Deutsch als Fremdsprache

Schüler, deren Muttersprache nicht Deutsch ist, bekommen im Rahmen des Schulunterrichtes eine Förderung in Form eines zusätzlichen Unterrichtes der deutschen Sprache, damit die Integration schneller erfolgen kann.
Bei Schülern, die aus dem fremdsprachigen Ausland kommen, wird zusätzlicher Privatunterricht empfohlen, die Schulleitung kann bei der Vermittlung hilfreich sein.

Der Zusatzunterricht der Schule bedingt eine differenzierte Betrachtungsweise:

Die Fertigkeiten des Hörens und Sprechens in der Sprachvermittlung sind durch das Internatsleben der Schüler bereits gegeben, da in diesem Bereich die Dialogführung in den Schülergruppen erfolgt, die ein wesentlicher Faktor in der gesamten Sozialisation eines Heranwachsenden ist. Der kommunikative Ansatz wird hier ohne Regelzwang ausgeübt.
Die jungen Lerner und ungeübten Spracherwerber entwickeln in diesem Zusammenhang ihr Hörverstehen und der unbewusste, ungesteuerte Erwerb der Sprache erfolgt hiermit.

Im Zusatzunterricht wird die Vertiefung all dieser “nichtunterrichtlichen Sprachentwicklung” gefördert.

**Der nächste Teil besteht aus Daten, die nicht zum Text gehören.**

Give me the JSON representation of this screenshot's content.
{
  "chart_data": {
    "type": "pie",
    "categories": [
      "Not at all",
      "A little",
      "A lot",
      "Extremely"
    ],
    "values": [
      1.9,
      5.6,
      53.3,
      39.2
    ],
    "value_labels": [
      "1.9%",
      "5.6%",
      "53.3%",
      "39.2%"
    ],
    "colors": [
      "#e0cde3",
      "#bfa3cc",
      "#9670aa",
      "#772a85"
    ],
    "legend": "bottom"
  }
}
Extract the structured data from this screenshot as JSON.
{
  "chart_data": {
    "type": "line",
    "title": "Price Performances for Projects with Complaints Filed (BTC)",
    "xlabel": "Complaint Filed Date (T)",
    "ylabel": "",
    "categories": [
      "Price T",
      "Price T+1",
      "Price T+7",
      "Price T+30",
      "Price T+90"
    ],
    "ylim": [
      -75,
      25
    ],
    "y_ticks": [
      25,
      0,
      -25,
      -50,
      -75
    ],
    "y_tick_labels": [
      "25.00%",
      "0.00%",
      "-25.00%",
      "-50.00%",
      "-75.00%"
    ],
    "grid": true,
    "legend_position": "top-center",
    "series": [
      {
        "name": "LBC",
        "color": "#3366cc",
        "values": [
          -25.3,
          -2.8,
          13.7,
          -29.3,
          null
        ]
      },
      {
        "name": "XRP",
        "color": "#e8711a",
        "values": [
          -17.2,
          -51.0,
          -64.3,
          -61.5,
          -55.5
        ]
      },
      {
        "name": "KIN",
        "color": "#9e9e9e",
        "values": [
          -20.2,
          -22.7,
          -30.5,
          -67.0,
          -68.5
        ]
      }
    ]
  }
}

Das wichtigste Lernziel ist in diesen Phasen die Vermittlung des Sprachsystems:

Als Unterrichtsmaterialien werden verschiedenste Lehrwerke verwendet, aus denen adäquate Übungen und Übungsreihen herangezogen werden. Die Verwendung von Lehrbüchern aus anderen Fächern (Physik, Biologie, etc.) bei fortgeschrittenen Schülern wird als praktische Anwendung an Sachtexten gesehen und gefördert.